In an initial response to the FDA regarding the presence of the chemical, the company said that pentobarbital was an “unavoidable contaminant,”​ the agency reported in its warning letter. Valley Proteins has a responsibility to produce animal feed that is not adulterated, the agency added.

“Adulteration of animal food with pentobarbital is not unavoidable,” ​the agency said. “It is your responsibility to prevent adulteration of animal food with unsafe new animal drugs by ensuring that you are not receiving ingredients from your suppliers that contain unsafe new animal drugs or by developing methods to ensure that materials you receive containing unsafe new animal drugs are segregated and not used for animal food.”

Valley Proteins also “failed to identify and evaluate each known or reasonably foreseeable hazard for each type of animal food you manufacture,”​ the FDA said. This oversight included evaluating hazards from raw materials like pentobarbital.

A revised hazard analysis for the company adds that it will no longer accept or process “dead stock,”​ which includes euthanized animals, the agency said. The company reported that it stopped taking some carcasses in January but letters to customers in May said that the company accepts euthanized animals for collection and disposal but that animals that are chemically euthanized will not be rendered.

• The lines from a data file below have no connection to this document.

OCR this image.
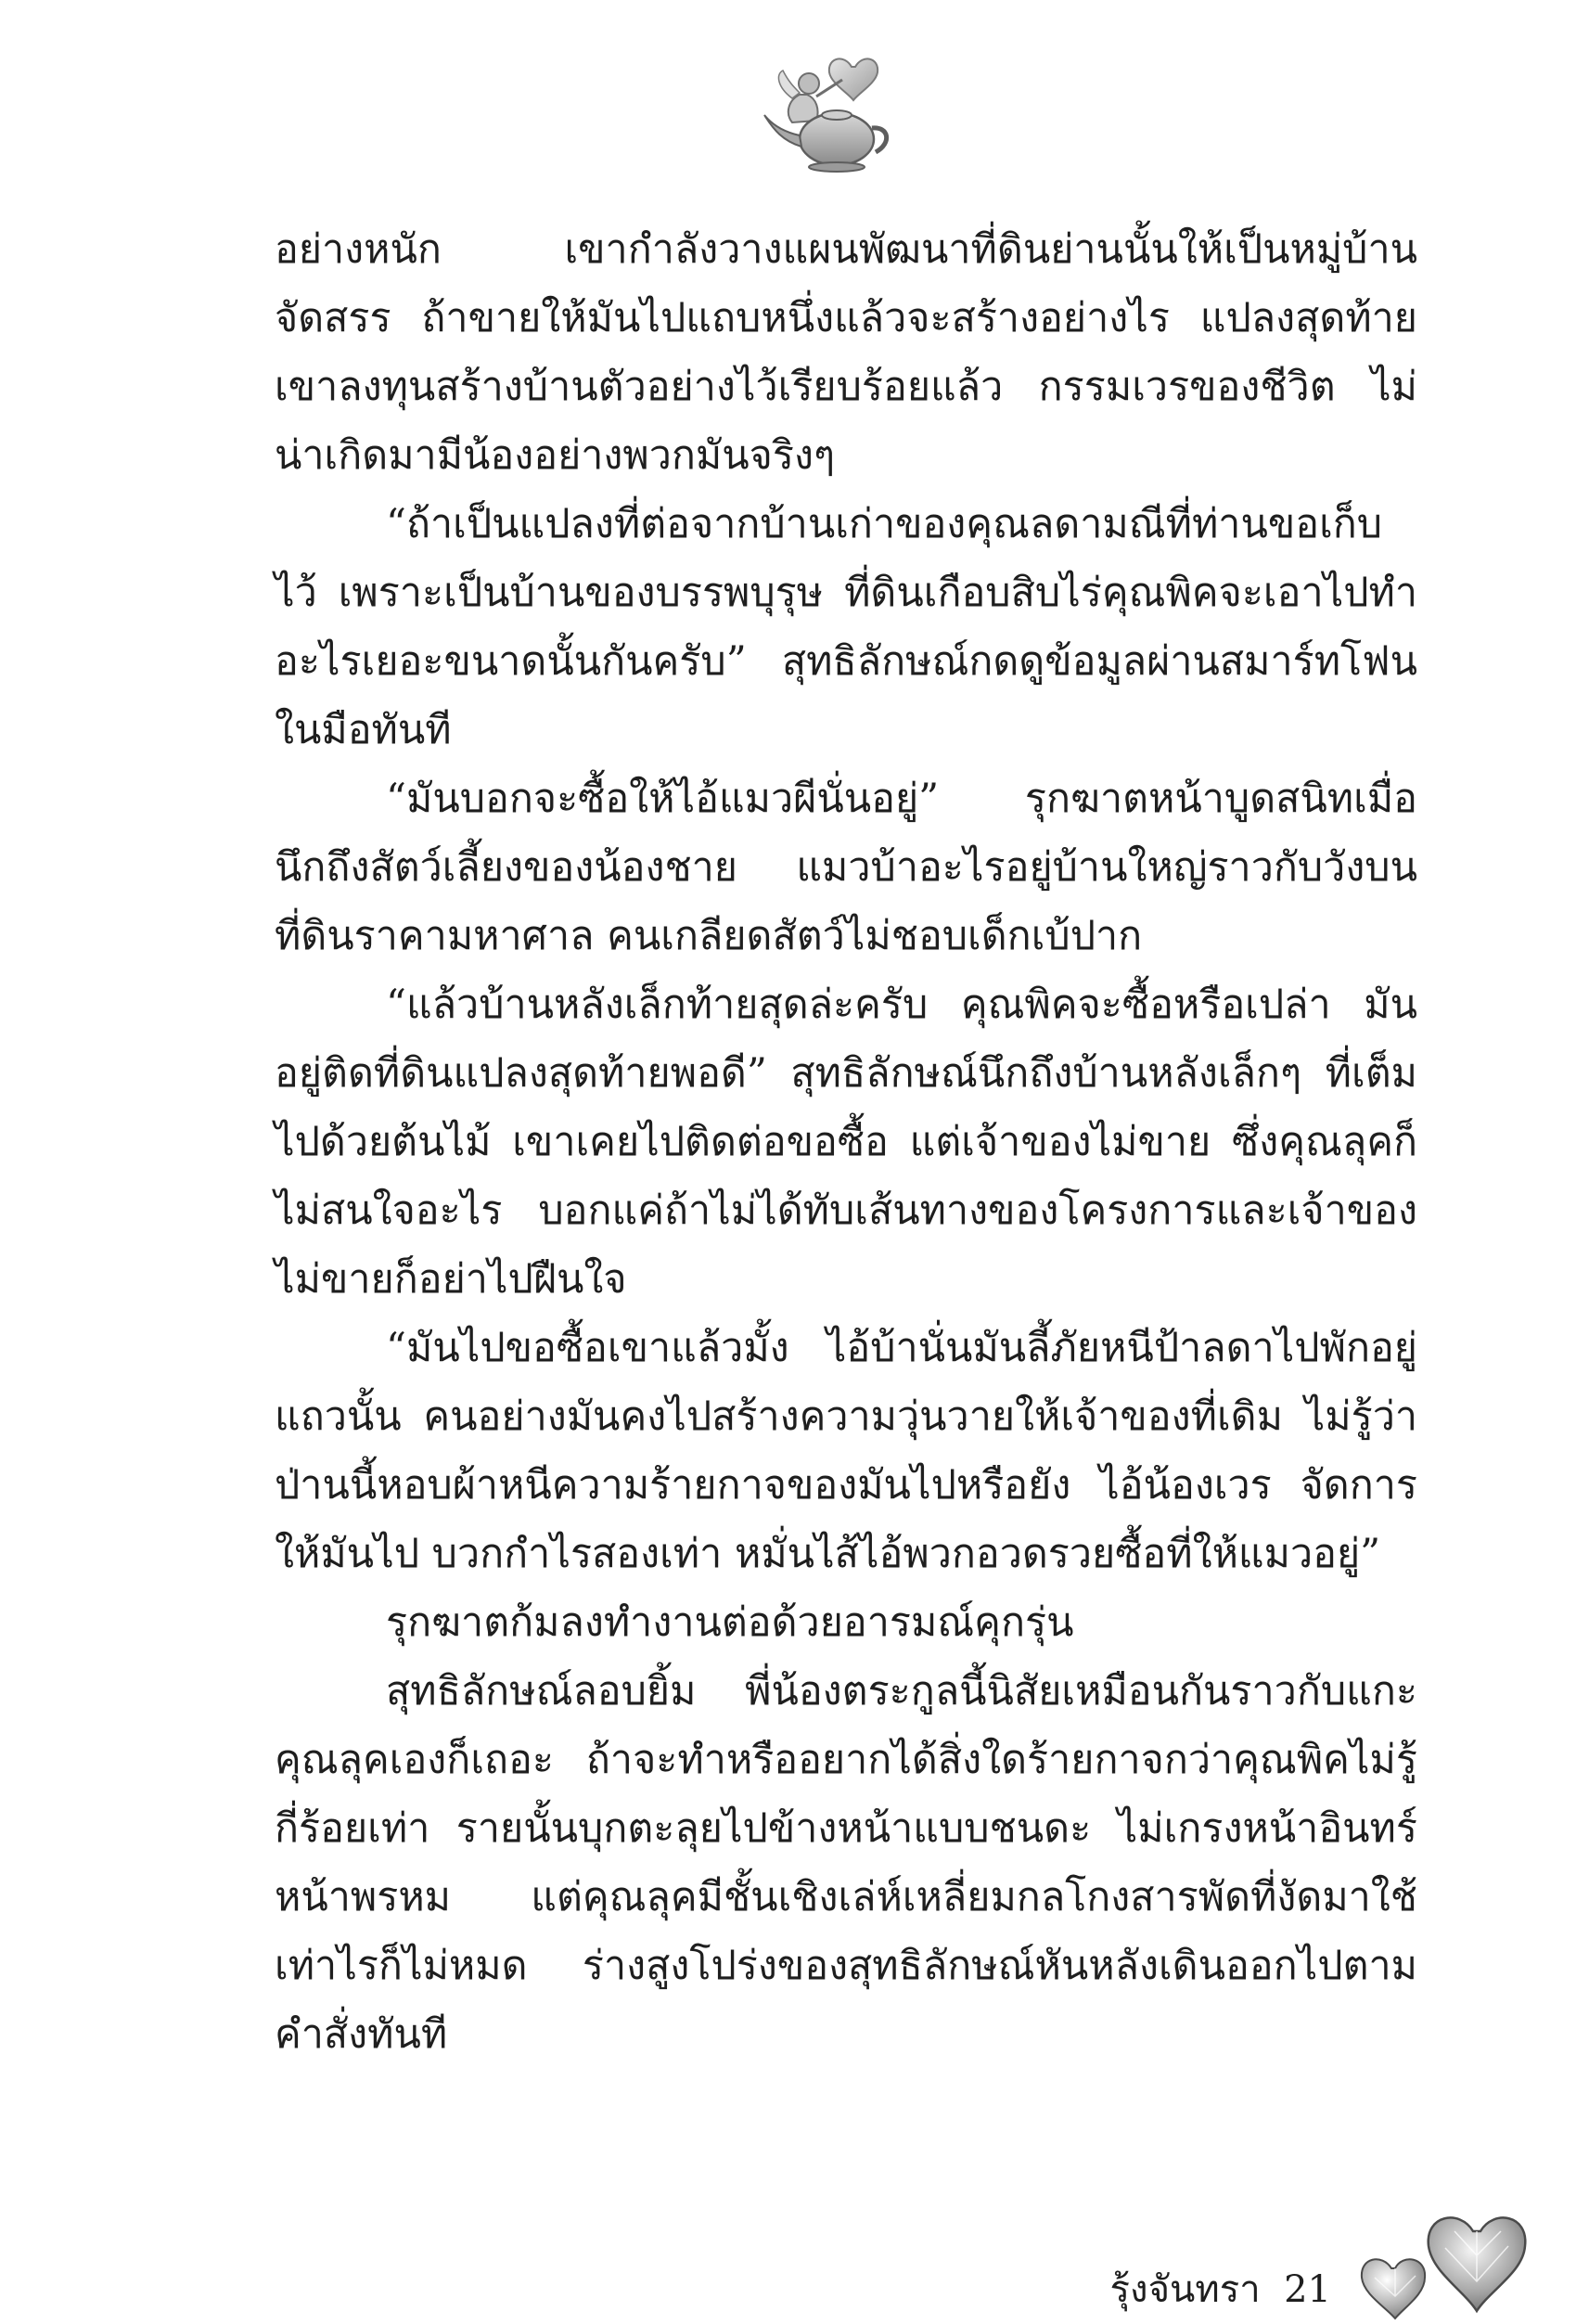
อย่างหนัก เขากำลังวางแผนพัฒนาที่ดินย่านนั้นให้เป็นหมู่บ้านจัดสรร ถ้าขายให้มันไปแถบหนึ่งแล้วจะสร้างอย่างไร แปลงสุดท้ายเขาลงทุนสร้างบ้านตัวอย่างไว้เรียบร้อยแล้ว กรรมเวรของชีวิต ไม่น่าเกิดมามีน้องอย่างพวกมันจริงๆ

“ถ้าเป็นแปลงที่ต่อจากบ้านเก่าของคุณลดามณีที่ท่านขอเก็บไว้ เพราะเป็นบ้านของบรรพบุรุษ ที่ดินเกือบสิบไร่คุณพิคจะเอาไปทำอะไรเยอะขนาดนั้นกันครับ” สุทธิลักษณ์กดดูข้อมูลผ่านสมาร์ทโฟนในมือทันที

“มันบอกจะซื้อให้ไอ้แมวผีนั่นอยู่” รุกฆาตหน้าบูดสนิทเมื่อนึกถึงสัตว์เลี้ยงของน้องชาย แมวบ้าอะไรอยู่บ้านใหญ่ราวกับวังบนที่ดินราคามหาศาล คนเกลียดสัตว์ไม่ชอบเด็กเบ้ปาก

“แล้วบ้านหลังเล็กท้ายสุดล่ะครับ คุณพิคจะซื้อหรือเปล่า มันอยู่ติดที่ดินแปลงสุดท้ายพอดี” สุทธิลักษณ์นึกถึงบ้านหลังเล็กๆ ที่เต็มไปด้วยต้นไม้ เขาเคยไปติดต่อขอซื้อ แต่เจ้าของไม่ขาย ซึ่งคุณลุคก็ไม่สนใจอะไร บอกแค่ถ้าไม่ได้ทับเส้นทางของโครงการและเจ้าของไม่ขายก็อย่าไปฝืนใจ

“มันไปขอซื้อเขาแล้วมั้ง ไอ้บ้านั่นมันลี้ภัยหนีป้าลดาไปพักอยู่แถวนั้น คนอย่างมันคงไปสร้างความวุ่นวายให้เจ้าของที่เดิม ไม่รู้ว่าป่านนี้หอบผ้าหนีความร้ายกาจของมันไปหรือยัง ไอ้น้องเวร จัดการให้มันไป บวกกำไรสองเท่า หมั่นไส้ไอ้พวกอวดรวยซื้อที่ให้แมวอยู่”

รุกฆาตก้มลงทำงานต่อด้วยอารมณ์คุกรุ่น

สุทธิลักษณ์ลอบยิ้ม พี่น้องตระกูลนี้นิสัยเหมือนกันราวกับแกะ คุณลุคเองก็เถอะ ถ้าจะทำหรืออยากได้สิ่งใดร้ายกาจกว่าคุณพิคไม่รู้กี่ร้อยเท่า รายนั้นบุกตะลุยไปข้างหน้าแบบชนดะ ไม่เกรงหน้าอินทร์หน้าพรหม แต่คุณลุคมีชั้นเชิงเล่ห์เหลี่ยมกลโกงสารพัดที่งัดมาใช้เท่าไรก็ไม่หมด ร่างสูงโปร่งของสุทธิลักษณ์หันหลังเดินออกไปตามคำสั่งทันที

รุ้งจันทรา 21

FDA said that it would like information on how those animals will be gathered and disposed of.

The agency also mentioned that the company should continue to disclose hazards – such as microbial hazards – it has identified but is relying on customers to control in documents with the animal feed. And, preventive controls established as process controls need to be improved as they are lacking “adequate parameters for control of some hazards.”  

Feed recall discussion

The FDA’s investigation found that Valley Proteins also did not take “immediate action”​ to alert customers or recall its product after it became aware of the pentobarbital contamination, the agency said. The FDA asked if the company planned to recall the contaminated animal feed product multiple times.

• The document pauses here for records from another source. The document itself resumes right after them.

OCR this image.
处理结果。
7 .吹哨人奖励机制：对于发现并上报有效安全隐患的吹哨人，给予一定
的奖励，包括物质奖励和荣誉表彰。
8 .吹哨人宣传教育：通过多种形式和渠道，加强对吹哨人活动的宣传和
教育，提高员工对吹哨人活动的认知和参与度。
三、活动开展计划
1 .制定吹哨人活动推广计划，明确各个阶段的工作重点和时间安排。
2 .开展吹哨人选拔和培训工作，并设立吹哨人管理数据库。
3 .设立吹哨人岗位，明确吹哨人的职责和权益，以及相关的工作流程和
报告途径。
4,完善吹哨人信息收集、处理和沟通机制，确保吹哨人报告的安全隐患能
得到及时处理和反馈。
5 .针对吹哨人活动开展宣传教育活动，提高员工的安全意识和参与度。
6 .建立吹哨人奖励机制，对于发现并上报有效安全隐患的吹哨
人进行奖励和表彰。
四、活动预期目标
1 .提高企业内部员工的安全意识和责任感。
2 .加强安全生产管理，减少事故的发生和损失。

“You stated you did not plan to do so and did not provide FDA with requested information regarding the amount of potentially affected product that was distributed by your firm before you learned of the positive FDA test result,”​ the FDA reported.

However, the company did respond that it had been cleaning and conducting pentobarbital testing, the agency said. Although those actions are appropriate to establish that any residual pentobarbital has been removed, the company did not explain how it accounted for any adulterated product distributed.

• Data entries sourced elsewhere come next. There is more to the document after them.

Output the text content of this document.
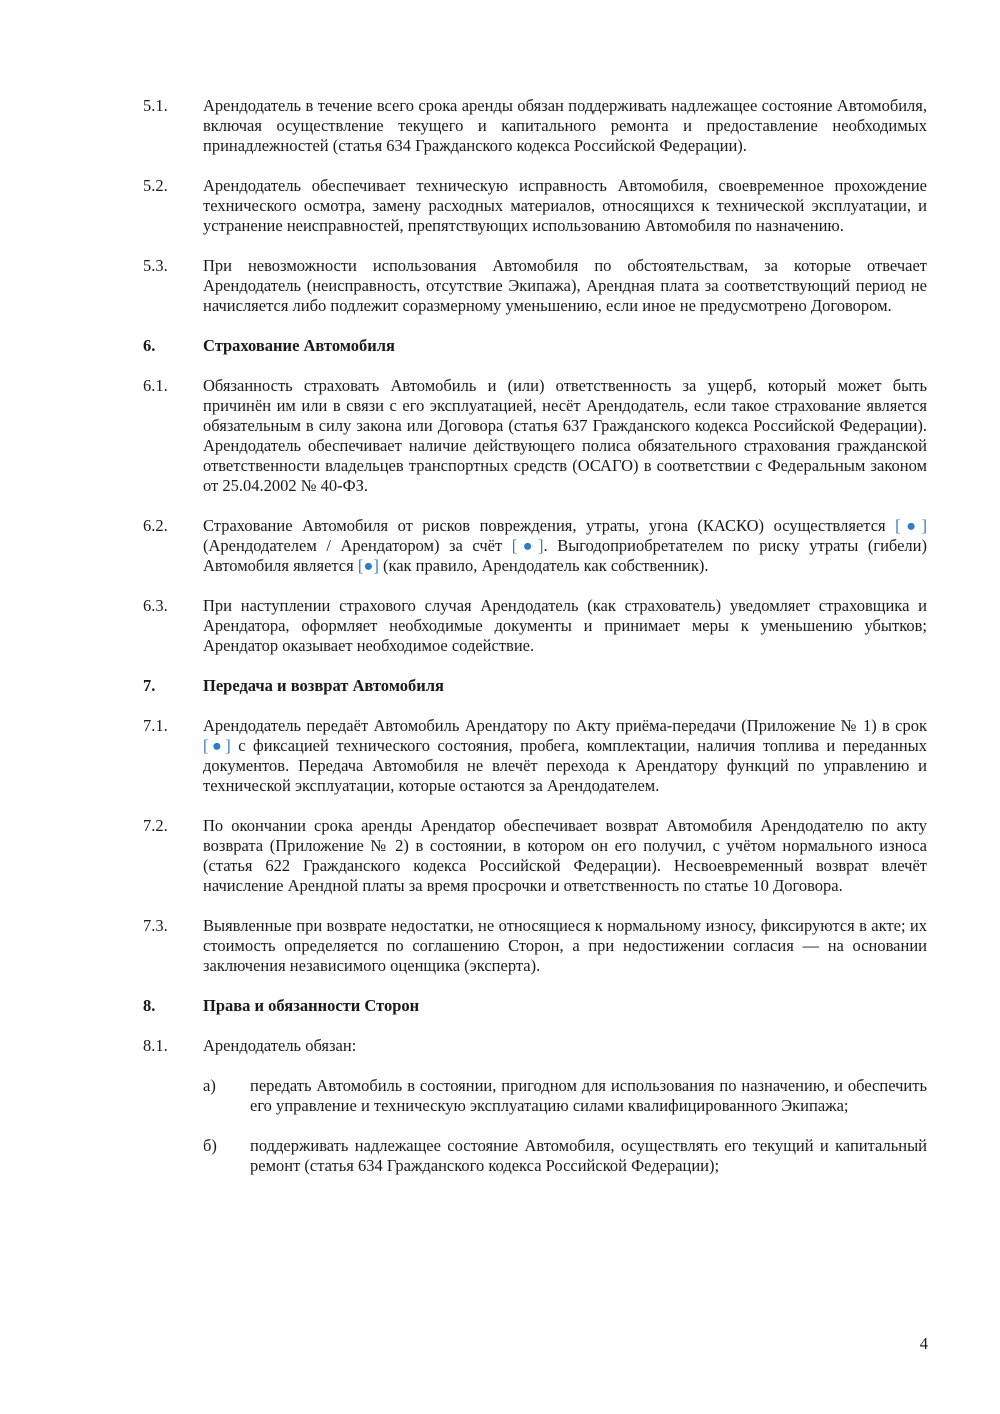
5.1.	Арендодатель в течение всего срока аренды обязан поддерживать надлежащее состояние Автомобиля, включая осуществление текущего и капитального ремонта и предоставление необходимых принадлежностей (статья 634 Гражданского кодекса Российской Федерации).
5.2.	Арендодатель обеспечивает техническую исправность Автомобиля, своевременное прохождение технического осмотра, замену расходных материалов, относящихся к технической эксплуатации, и устранение неисправностей, препятствующих использованию Автомобиля по назначению.
5.3.	При невозможности использования Автомобиля по обстоятельствам, за которые отвечает Арендодатель (неисправность, отсутствие Экипажа), Арендная плата за соответствующий период не начисляется либо подлежит соразмерному уменьшению, если иное не предусмотрено Договором.
6.	Страхование Автомобиля
6.1.	Обязанность страховать Автомобиль и (или) ответственность за ущерб, который может быть причинён им или в связи с его эксплуатацией, несёт Арендодатель, если такое страхование является обязательным в силу закона или Договора (статья 637 Гражданского кодекса Российской Федерации). Арендодатель обеспечивает наличие действующего полиса обязательного страхования гражданской ответственности владельцев транспортных средств (ОСАГО) в соответствии с Федеральным законом от 25.04.2002 № 40-ФЗ.
6.2.	Страхование Автомобиля от рисков повреждения, утраты, угона (КАСКО) осуществляется [●] (Арендодателем / Арендатором) за счёт [●]. Выгодоприобретателем по риску утраты (гибели) Автомобиля является [●] (как правило, Арендодатель как собственник).
6.3.	При наступлении страхового случая Арендодатель (как страхователь) уведомляет страховщика и Арендатора, оформляет необходимые документы и принимает меры к уменьшению убытков; Арендатор оказывает необходимое содействие.
7.	Передача и возврат Автомобиля
7.1.	Арендодатель передаёт Автомобиль Арендатору по Акту приёма-передачи (Приложение № 1) в срок [●] с фиксацией технического состояния, пробега, комплектации, наличия топлива и переданных документов. Передача Автомобиля не влечёт перехода к Арендатору функций по управлению и технической эксплуатации, которые остаются за Арендодателем.
7.2.	По окончании срока аренды Арендатор обеспечивает возврат Автомобиля Арендодателю по акту возврата (Приложение № 2) в состоянии, в котором он его получил, с учётом нормального износа (статья 622 Гражданского кодекса Российской Федерации). Несвоевременный возврат влечёт начисление Арендной платы за время просрочки и ответственность по статье 10 Договора.
7.3.	Выявленные при возврате недостатки, не относящиеся к нормальному износу, фиксируются в акте; их стоимость определяется по соглашению Сторон, а при недостижении согласия — на основании заключения независимого оценщика (эксперта).
8.	Права и обязанности Сторон
8.1.	Арендодатель обязан:
а)	передать Автомобиль в состоянии, пригодном для использования по назначению, и обеспечить его управление и техническую эксплуатацию силами квалифицированного Экипажа;
б)	поддерживать надлежащее состояние Автомобиля, осуществлять его текущий и капитальный ремонт (статья 634 Гражданского кодекса Российской Федерации);
4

“In your response… you stated that you believe there is no legal requirement for your facility to recall any products due to contamination with pentobarbital,” ​the FDA reported. “A recall is a voluntary action to remove products that are in violation of the FD&C Act. As explained above, your animal food (including livestock food) containing pentobarbital is adulterated. It is important to notify affected customers and remove all adulterated animal food from the marketplace.”